After almost 30 years of isolation, Western Sahara refugees in Algeria have been given telephone connections to call a town back home free of charge, in the first of several measures to build confidence among those living in exile, the United Nations refugee agency said today.
The first segment of the phone service provided by the UN Office of the High Commissioner for Refugees (UNHCR) began operating on Monday between Tindouf's 27 February school and Western Sahara's Laayoune city.
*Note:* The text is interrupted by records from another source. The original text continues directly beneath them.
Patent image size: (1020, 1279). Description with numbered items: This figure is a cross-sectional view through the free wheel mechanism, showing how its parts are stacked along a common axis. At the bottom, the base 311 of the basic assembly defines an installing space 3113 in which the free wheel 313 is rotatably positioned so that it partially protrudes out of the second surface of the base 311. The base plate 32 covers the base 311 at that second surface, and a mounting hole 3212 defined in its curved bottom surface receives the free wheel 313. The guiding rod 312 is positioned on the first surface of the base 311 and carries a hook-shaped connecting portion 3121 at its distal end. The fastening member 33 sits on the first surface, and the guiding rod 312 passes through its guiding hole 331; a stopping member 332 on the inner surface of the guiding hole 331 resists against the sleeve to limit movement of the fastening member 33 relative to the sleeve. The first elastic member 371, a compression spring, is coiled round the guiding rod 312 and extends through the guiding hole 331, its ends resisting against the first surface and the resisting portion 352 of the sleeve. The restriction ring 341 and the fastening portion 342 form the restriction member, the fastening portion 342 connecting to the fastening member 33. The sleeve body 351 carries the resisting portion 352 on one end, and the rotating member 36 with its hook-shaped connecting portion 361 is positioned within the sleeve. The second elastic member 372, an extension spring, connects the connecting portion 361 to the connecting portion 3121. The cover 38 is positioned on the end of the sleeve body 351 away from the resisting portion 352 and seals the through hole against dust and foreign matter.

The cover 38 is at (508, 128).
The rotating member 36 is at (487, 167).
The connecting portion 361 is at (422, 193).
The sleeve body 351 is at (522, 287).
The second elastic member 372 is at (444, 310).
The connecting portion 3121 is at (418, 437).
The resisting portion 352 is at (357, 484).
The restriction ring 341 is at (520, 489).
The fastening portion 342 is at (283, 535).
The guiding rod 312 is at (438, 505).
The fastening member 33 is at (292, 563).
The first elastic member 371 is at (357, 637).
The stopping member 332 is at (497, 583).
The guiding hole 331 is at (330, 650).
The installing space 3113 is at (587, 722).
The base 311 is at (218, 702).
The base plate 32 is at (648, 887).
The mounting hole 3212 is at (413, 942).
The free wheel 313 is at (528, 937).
More than 50 calls were made in the first two days - 80 per cent of them by women.
"The phone line will bring together families separated by this long-standing conflict and allow them to get closer," said UNHCR's Radhouane Nouicer. "It is a real humanitarian advance after so many years."
Phone contact originally was launched last April, with the assistance of the UN Mission for the Referendum in Western Sahara (MINURSO), but it was suspended after just one day at the request of representatives of the Popular Front for the Liberation of Saguia el-Hamra and Rio de Oro (POLISARIO), pending formal authorization by the Algerian authorities.
A series of meetings in October and December between the Special Representative of the UN Secretary-General, Alvaro de Soto, senior UNHCR staff and representatives of the Algerian and Moroccan governments, as well as POLISARIO, led to the procurement of the necessary agreements and authorization.
Some 165,000 Sahawari refugees are estimated by the Algerian Government to be living in five camps around Tindouf.
UNHCR, which has plans to extend the phone connection to the other camps in the Tindouf region, is also negotiating the start of a mail service as soon as possible.